MoG-VQE: Multiobjective genetic variational quantum eigensolver

TL;DR

MoG-VQE introduces a multiobjective genetic algorithm to optimize quantum circuit ansatz, balancing energy accuracy and circuit complexity, significantly reducing gate counts for near-term quantum computing applications.

Contribution

It presents a novel multiobjective genetic approach combining Pareto optimization and CMA-ES to improve VQE ansatz design for low-depth, high-precision quantum computations.

Findings

Nearly ten-fold reduction in two-qubit gate counts.

Achieved chemical precision with only 12 CNOTs for 12-qubit LiH.

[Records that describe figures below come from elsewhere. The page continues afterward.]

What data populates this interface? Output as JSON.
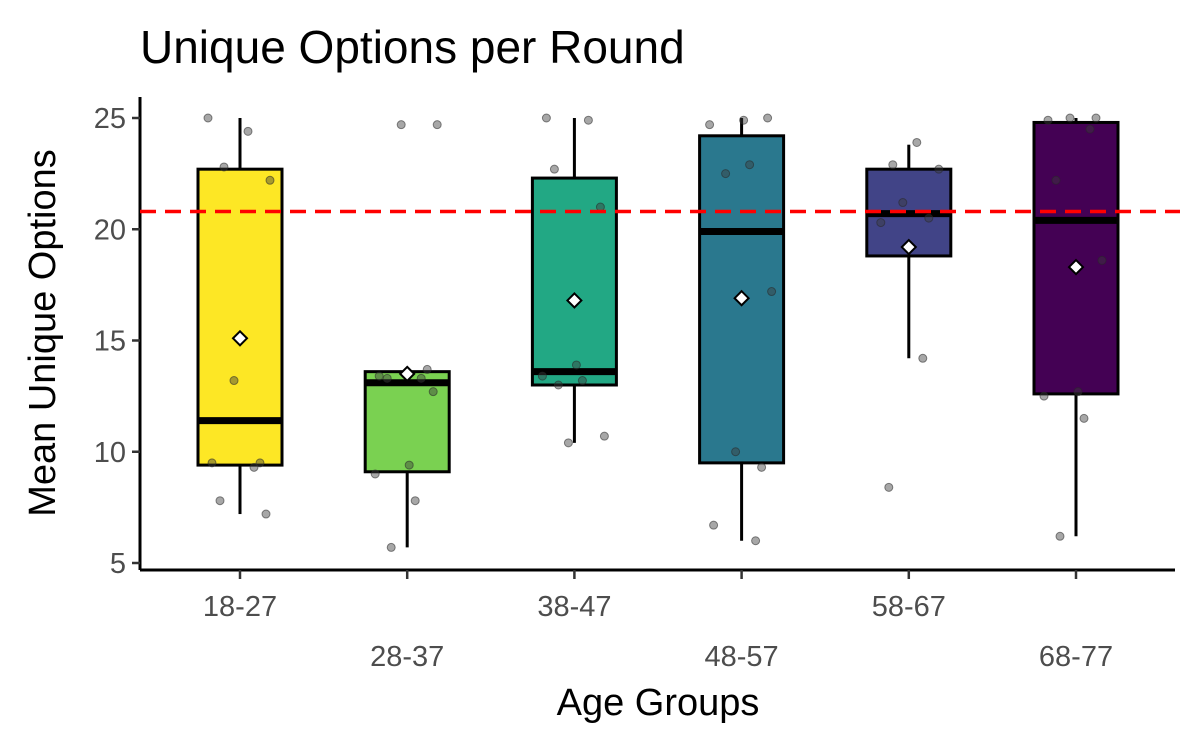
{
  "chart_data": {
    "type": "boxplot",
    "title": "Unique Options per Round",
    "xlabel": "Age Groups",
    "ylabel": "Mean Unique Options",
    "ylim": [
      5,
      26
    ],
    "yticks": [
      5,
      10,
      15,
      20,
      25
    ],
    "grid": false,
    "legend": "none",
    "reference_line": {
      "value": 20.8,
      "color": "#ff0000",
      "style": "dashed"
    },
    "groups": [
      {
        "label": "18-27",
        "color": "#fde725",
        "min": 7.2,
        "q1": 9.4,
        "median": 11.4,
        "q3": 22.7,
        "max": 25.0,
        "mean": 15.1,
        "points": [
          25.0,
          24.4,
          22.8,
          22.2,
          13.2,
          9.5,
          9.5,
          9.3,
          7.8,
          7.2
        ]
      },
      {
        "label": "28-37",
        "color": "#7ad151",
        "min": 5.7,
        "q1": 9.1,
        "median": 13.1,
        "q3": 13.6,
        "max": 13.6,
        "mean": 13.5,
        "points": [
          24.7,
          24.7,
          13.7,
          13.4,
          13.3,
          13.3,
          12.7,
          9.4,
          9.0,
          7.8,
          5.7
        ]
      },
      {
        "label": "38-47",
        "color": "#22a884",
        "min": 10.4,
        "q1": 13.0,
        "median": 13.6,
        "q3": 22.3,
        "max": 25.0,
        "mean": 16.8,
        "points": [
          25.0,
          24.9,
          22.7,
          21.0,
          13.9,
          13.4,
          13.2,
          13.0,
          10.7,
          10.4
        ]
      },
      {
        "label": "48-57",
        "color": "#2a788e",
        "min": 6.0,
        "q1": 9.5,
        "median": 19.9,
        "q3": 24.2,
        "max": 25.0,
        "mean": 16.9,
        "points": [
          25.0,
          24.9,
          24.7,
          22.9,
          22.5,
          17.2,
          10.0,
          9.3,
          6.7,
          6.0
        ]
      },
      {
        "label": "58-67",
        "color": "#414487",
        "min": 14.2,
        "q1": 18.8,
        "median": 20.7,
        "q3": 22.7,
        "max": 23.8,
        "mean": 19.2,
        "points": [
          23.9,
          22.9,
          22.7,
          21.2,
          20.5,
          20.3,
          14.2,
          8.4
        ]
      },
      {
        "label": "68-77",
        "color": "#440154",
        "min": 6.2,
        "q1": 12.6,
        "median": 20.4,
        "q3": 24.8,
        "max": 25.0,
        "mean": 18.3,
        "points": [
          25.0,
          25.0,
          24.9,
          24.5,
          22.2,
          18.6,
          12.7,
          12.5,
          11.5,
          6.2
        ]
      }
    ]
  }
}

Enhanced ground state fidelity for near-term quantum devices.

Abstract

Variational quantum eigensolver (VQE) emerged as a first practical algorithm for near-term quantum computers. Its success largely relies on the chosen variational ansatz, corresponding to a quantum circuit that prepares an approximate ground state of a Hamiltonian. Typically, it either aims to achieve high representation accuracy (at the expense of circuit depth), or uses a shallow circuit sacrificing the convergence to the exact ground state energy. Here, we propose the approach which can combine both low depth and improved precision, capitalizing on a genetically-improved ansatz for hardware-efficient VQE. Our solution, the multiobjective genetic variational quantum eigensolver (MoG-VQE), relies on multiobjective Pareto optimization, where topology of the variational ansatz is optimized using the non-dominated sorting genetic algorithm (NSGA-II). For each circuit topology, we optimize angles of single-qubit rotations using covariance matrix adaptation evolution strategy (CMA-ES) -- a derivative-free approach known to perform well for noisy black-box optimization. Our protocol allows preparing circuits that simultaneously offer high performance in terms of obtained energy precision and the number of two-qubit gates, thus trying to reach Pareto-optimal solutions. Tested for various molecules (H$_2$, H$_4$, H$_6$, BeH$_2$, LiH), we observe nearly ten-fold reduction in the two-qubit gate counts as compared to the standard hardware-efficient ansatz. For 12-qubit LiH Hamiltonian this allows reaching chemical precision already at 12 CNOTs. Consequently, the algorithm shall lead to significant growth of the ground state fidelity for near-term devices.